Oh...so now we're talking BGC and AGC? How biblical.


----------



## lhommedieu (Jan 19, 2003)

Bud Nealy's MCS System includes allows for a variety of ways to carry a knife, including a neck knife:

http://www.bladeart.com/artists/bud_nealy/bud_nealy.htm

I have a 5" Pesh Kabaz that I find a little long for a neck knife, but it can be worn that way.  The 3" version (on the bottom of the page) is an admirable neck knife.

Best,

Steve Lamade


----------



## Kenpo Yahoo (Mar 24, 2003)

Mills Backup Neck Knife












1. Total length of the Knife is 7 3/8"
2. Blade length is 3 3/16"

3. Steel in the Blade is made of ATS-34 Steel (Sharpened on both sides - Double Edged)

4. The knife handle is made out of G10 - comes with a black handle

5. This sheath is designed to be carried in 5 different positions and can be concealed if necessary

AKKI website


----------



## KenpoGirl (Mar 24, 2003)

From someone that is extremely limited in my knife fighting.

How "handy" is an neck knife actually?  Not a lot of good if you're in the middle of something and you have to go rooting around inside your shirt for the knife.
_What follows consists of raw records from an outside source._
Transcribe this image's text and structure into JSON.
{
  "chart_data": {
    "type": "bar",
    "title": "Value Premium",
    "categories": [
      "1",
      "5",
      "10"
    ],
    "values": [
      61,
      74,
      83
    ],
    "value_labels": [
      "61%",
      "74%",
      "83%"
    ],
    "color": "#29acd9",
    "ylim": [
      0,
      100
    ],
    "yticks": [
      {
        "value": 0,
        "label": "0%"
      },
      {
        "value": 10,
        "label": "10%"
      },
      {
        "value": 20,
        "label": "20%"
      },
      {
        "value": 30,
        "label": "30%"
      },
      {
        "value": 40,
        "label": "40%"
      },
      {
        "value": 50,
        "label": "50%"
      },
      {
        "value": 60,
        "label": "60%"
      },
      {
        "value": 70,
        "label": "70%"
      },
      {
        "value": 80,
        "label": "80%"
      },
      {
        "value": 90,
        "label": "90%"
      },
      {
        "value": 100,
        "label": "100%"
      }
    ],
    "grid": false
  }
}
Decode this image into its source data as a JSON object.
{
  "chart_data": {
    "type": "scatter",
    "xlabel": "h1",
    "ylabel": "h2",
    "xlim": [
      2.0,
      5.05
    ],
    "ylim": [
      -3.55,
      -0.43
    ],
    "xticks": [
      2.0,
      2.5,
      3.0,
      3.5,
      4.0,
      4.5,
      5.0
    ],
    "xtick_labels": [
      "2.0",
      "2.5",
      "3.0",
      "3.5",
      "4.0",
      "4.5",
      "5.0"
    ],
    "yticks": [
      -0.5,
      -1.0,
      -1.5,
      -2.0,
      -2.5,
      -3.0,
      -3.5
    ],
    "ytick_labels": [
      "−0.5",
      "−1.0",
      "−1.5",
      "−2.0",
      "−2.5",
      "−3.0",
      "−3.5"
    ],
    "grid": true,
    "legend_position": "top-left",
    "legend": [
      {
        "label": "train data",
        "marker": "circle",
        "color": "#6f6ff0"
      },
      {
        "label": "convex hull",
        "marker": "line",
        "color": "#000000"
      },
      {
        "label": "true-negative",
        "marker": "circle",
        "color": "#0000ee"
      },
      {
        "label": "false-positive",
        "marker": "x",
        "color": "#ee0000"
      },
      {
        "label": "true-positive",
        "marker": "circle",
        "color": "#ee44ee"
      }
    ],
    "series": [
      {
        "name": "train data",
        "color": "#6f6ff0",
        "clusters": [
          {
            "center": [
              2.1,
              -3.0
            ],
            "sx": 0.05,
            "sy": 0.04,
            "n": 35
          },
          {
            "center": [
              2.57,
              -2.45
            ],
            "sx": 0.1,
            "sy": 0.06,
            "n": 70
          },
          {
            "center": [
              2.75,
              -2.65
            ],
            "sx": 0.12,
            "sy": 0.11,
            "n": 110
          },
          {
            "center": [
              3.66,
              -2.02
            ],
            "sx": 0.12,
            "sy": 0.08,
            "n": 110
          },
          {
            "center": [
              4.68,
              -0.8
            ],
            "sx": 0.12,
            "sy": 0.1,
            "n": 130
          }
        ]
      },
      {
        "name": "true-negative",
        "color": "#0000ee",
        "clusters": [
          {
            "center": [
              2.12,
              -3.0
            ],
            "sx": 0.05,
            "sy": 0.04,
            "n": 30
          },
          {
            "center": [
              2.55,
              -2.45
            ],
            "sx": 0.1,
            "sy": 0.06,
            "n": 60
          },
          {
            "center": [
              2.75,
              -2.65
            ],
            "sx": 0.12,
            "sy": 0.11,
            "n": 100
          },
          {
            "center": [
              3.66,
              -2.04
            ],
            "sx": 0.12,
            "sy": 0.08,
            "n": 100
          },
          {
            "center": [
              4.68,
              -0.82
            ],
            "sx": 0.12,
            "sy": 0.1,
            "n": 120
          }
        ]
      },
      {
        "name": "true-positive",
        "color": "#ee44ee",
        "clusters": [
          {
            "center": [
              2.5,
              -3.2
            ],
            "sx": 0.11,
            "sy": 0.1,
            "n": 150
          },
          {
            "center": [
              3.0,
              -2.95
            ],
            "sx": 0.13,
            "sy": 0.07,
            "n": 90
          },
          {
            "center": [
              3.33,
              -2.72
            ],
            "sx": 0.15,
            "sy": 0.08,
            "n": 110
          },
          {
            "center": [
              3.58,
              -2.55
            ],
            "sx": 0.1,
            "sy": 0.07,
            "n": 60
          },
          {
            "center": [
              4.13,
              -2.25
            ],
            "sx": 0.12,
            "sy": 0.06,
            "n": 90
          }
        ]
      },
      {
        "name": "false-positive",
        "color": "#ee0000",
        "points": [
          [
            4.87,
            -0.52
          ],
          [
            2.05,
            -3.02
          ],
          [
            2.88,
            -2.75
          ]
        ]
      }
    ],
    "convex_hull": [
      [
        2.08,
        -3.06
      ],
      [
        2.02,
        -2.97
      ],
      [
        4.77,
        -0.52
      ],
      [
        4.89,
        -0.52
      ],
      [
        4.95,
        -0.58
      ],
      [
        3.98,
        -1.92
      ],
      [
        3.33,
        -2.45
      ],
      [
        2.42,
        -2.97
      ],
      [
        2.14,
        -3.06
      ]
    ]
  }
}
I'm not trying to be sarcastic, I seriously would like to know.  

Enlighten me.


----------



## arnisador (Mar 24, 2003)

I know people who like them--e.g. joggers. It's a convenient carry spot for many people and isn't too bad to access if you wear a loose shirt. Of course, after a fight actually starts I'd hate to have to reach a hand up under my shirt!


----------



## arnisandyz (Mar 25, 2003)

I like to think of neck knife as a back-up weapon. Although you can carry it as a primary weapon under the constraints of limited clothing (going to the beach, etc).  I would probably carry it in addition to another weapon.  That way you will have mutiple places to draw a weapon, it might be difficult to draw your folder clipped to your pocket in the heat of things as well, like if your rolling around on the ground and you can't get to it.  It will just give you another option.  

As a side note, they are pretty handy for utility reasons too.  A friend of mine who runs a charter fishing boat wears his all the time for cutting line, etc. (with no shirt on).


By the way..have you seen those underwear holsters...imagine digging around in there for your gun!




> _Originally posted by KenpoGirl _
> *From someone that is extremely limited in my knife fighting.
> 
> How "handy" is an neck knife actually?  Not a lot of good if you're in the middle of something and you have to go rooting around inside your shirt for the knife.
> ...


----------